Large laminated charts of human anatomy covered one wall. A massive brain captivated her imagination and, in her mind, she saw little brown men squirming in mud, not carefully labelled lobes. Two hospital beds dominated the centre of the room, a perfect symbol for the fastidious nursing staff that had perfectly aligned the sheets and folded identical hospital corners forward and aft. One had a hole at the front for a patient’s face, designed for procedures where the surgeon needed access to the patient’s back. She remembered her own operation, in a similar room. Surgery B I think. She shivered when she thought about the scalpel slicing her flesh and the pulling sensation she felt when the surgeon removed her chip. She couldn’t go through it a second time.

A short, stout man with a ruddy face and tufts of wiry hair sprouting from his potato-like scalp flicked on the lights and temporarily blinded them.

“This is Doctor Ingles,” Cookie said, introducing them. “This is Dan… uh…”

“Sutherland,” Dan supplied, easing Cookie’s embarrassment at his momentary blank. He accepted the surgeon’s offered hand and shook hard, noticing how limp and sweaty the man’s fingers were. It felt as if he were shaking cold, long-dead fish and wondered whether he’d trust someone with such stubby fingers to operate on his spine.

Cookie turned on the electric shades to make the windows opaque, closed the door, and engaged the lock. It clanked with finality, sending a shudder of diluted panic to Dan’s stomach.

Doctor Ingles smiled vivaciously and said, “So you’ve been chipped?”

Dan nodded.

“And you want someone to gouge it out?”

“Yes.” Dan cringed at his choice of words.

“It’ll cost five thousand.” The doctor eyed his potential patient with a degree of curiosity. “North American Credits.”

Dan cocked an eyebrow. “What’s that? About seven thousand Pacific Dollars?”

Cookie’s analytical mind performed a more accurate calculation. “No, more like thirteen thousand at the current exchange rate.”

If the fee surprised Dan, he didn’t show it. “I’ll also need a chip selector-”

“I know.” The doctor smiled. “They come free with the procedure.”

“And three new chips,” Dan finished. “All with authority to carry weapons internationally.”

Doctor Ingles frowned and raised a thumb to stroke his lips. “That’ll cost extra.” He pondered some more. “Say… double. Call it ten thousand Credits even.”

Cookie piped in, helpfully whispering in Dan’s ear, “That’s twenty-six thousand Dollars.”

“I knew that,” Dan snapped, irritably brushed him aside. “Done.”
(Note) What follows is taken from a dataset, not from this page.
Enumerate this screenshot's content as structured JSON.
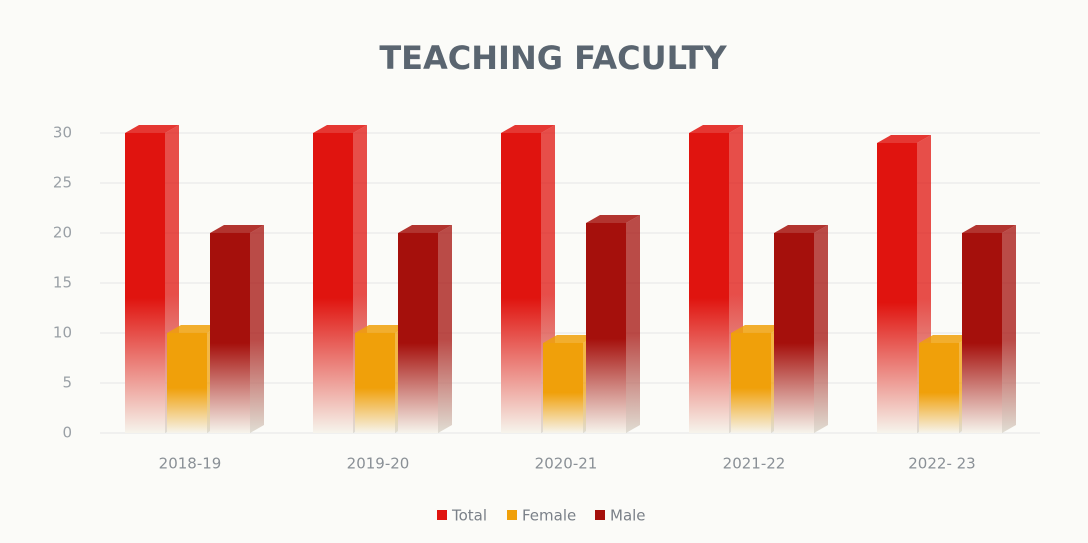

“Great.” The doctor opened a drawer from a cabinet at the side of the room, extracted two surgical gloves, and started tying a mask across his face. “Strip to the waist and jump on the table.” He was already dragging a tray of medical instruments across the floor and reaching for the floodlight controls. He pressed a button and a shower of brilliant, white, surgical-grade light blasted the table. It outshone the overhead lights a hundred to one and Dan could only guess how hot it was going to be under the dazzling blanket.

He handed his coat to Cookie and his shirt to Samantha before peeling off his grey skivvy and handing it to her too.

“Ah, you might want to take that off.” Doctor Ingles pointed at the silver chain dangling around Dan’s neck.

He reluctantly unclasped the chain and piled it upon Samantha’s waiting palm. It’d been a gift from Katherine and he couldn’t remember taking it off since her death. “Is this going to hurt?”

Doctor Ingles smiled gleefully. “Oh yes, very much.”

“He’s joking.” Samantha giggled. “I didn’t feel a thing.”

“But I used anaesthetic on you,” Ingles said. “And the administrator confiscated it. She locked it in a safe downstairs and I can’t get any unless you schedule an appointment through reception. I think she became suspicious about my side business when I began rescheduling legitimate appointments, not to mention I was using anaesthetic faster than she could replenish it.”